Three years ago, we first heard about Orbi Prime sunglasses, which use four built-in cameras to record interactive 360-degree video. Orbi has now unveiled a sturdier version of the goggles, but perhaps more interestingly, it’s also packed the tech into a football helmet.
Currently on display at CES 2019 in Las Vegas, the prototype Orbi football headset features four 1080p/30fps cameras, for a combined 4K resolution (planned production model will increase resolution up to 4K/60fps per camera, for a total of 8K).
The output from all four cameras is digitally stitched together to form a single 360 degree panoramic video – viewers can pan and tilt in this video to see the grill action from the player’s perspective, looking in any which way.
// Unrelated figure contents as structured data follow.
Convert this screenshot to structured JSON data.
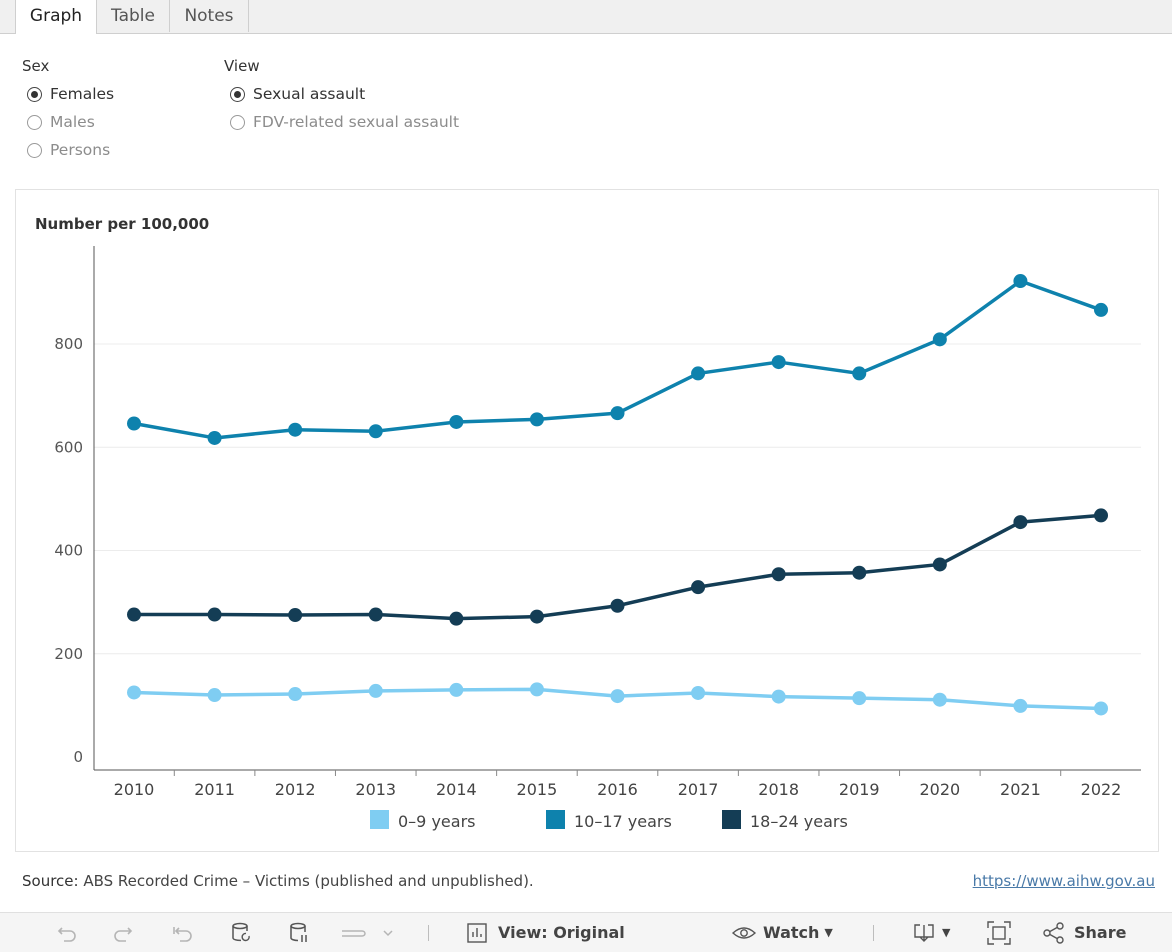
{
  "tabs": [
    "Graph",
    "Table",
    "Notes"
  ],
  "filters": {
    "sex": {
      "label": "Sex",
      "options": [
        "Females",
        "Males",
        "Persons"
      ],
      "selected": "Females"
    },
    "view": {
      "label": "View",
      "options": [
        "Sexual assault",
        "FDV-related sexual assault"
      ],
      "selected": "Sexual assault"
    }
  },
  "chart_data": {
    "type": "line",
    "ylabel": "Number per 100,000",
    "xlabel": "",
    "ylim": [
      0,
      1000
    ],
    "yticks": [
      0,
      200,
      400,
      600,
      800
    ],
    "grid": true,
    "legend_position": "bottom",
    "categories": [
      "2010",
      "2011",
      "2012",
      "2013",
      "2014",
      "2015",
      "2016",
      "2017",
      "2018",
      "2019",
      "2020",
      "2021",
      "2022"
    ],
    "series": [
      {
        "name": "0–9 years",
        "color": "#7fcdf2",
        "values": [
          125,
          120,
          122,
          128,
          130,
          131,
          118,
          124,
          117,
          114,
          111,
          99,
          94
        ]
      },
      {
        "name": "10–17 years",
        "color": "#0e82ad",
        "values": [
          646,
          618,
          634,
          631,
          649,
          654,
          666,
          743,
          765,
          743,
          809,
          922,
          866
        ]
      },
      {
        "name": "18–24 years",
        "color": "#143d55",
        "values": [
          276,
          276,
          275,
          276,
          268,
          272,
          293,
          329,
          354,
          357,
          373,
          455,
          468
        ]
      }
    ]
  },
  "source": {
    "lead": "Source:",
    "text": " ABS Recorded Crime – Victims (published and unpublished)."
  },
  "link": "https://www.aihw.gov.au",
  "toolbar": {
    "view_label": "View: Original",
    "watch_label": "Watch",
    "share_label": "Share"
  }
}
Images are streamed from the headset via 5G.
While streaming might seem like the obvious application for the technology, Orbi also plans to use it for player safety and performance analysis.
As for safety, a 9-axis inertial measurement unit (an accelerometer/gyroscope combo) in the final version of the headset will register potentially dangerous head impacts, automatically logging them into the player’s health record and also providing real-time wireless alerts to people such as coaches. Using video recorded on the helmet, users will then be able to examine these impacts, gaining a better understanding of their cause and severity.
And when it comes to performance, coaches could review games from the perspective of different players’ headsets. Among other things, this would allow them to see which areas of the pitch (and which other players) were visible from which locations at different times.
The final retail version of the headset is currently in development – you can see footage shot with the prototype at the end of this article. Just click and drag the image to pan and tilt. And if you can’t wait to get your hands on the tech, the new Orbi Marinix waterproof goggles (same video resolution as the Prime model) should be available soon, priced at US$599.
Orbi is also showcasing a DJI Spark quadcopter equipped with the 360-degree video system, hoping to inspire drone manufacturers to use the technology in their products.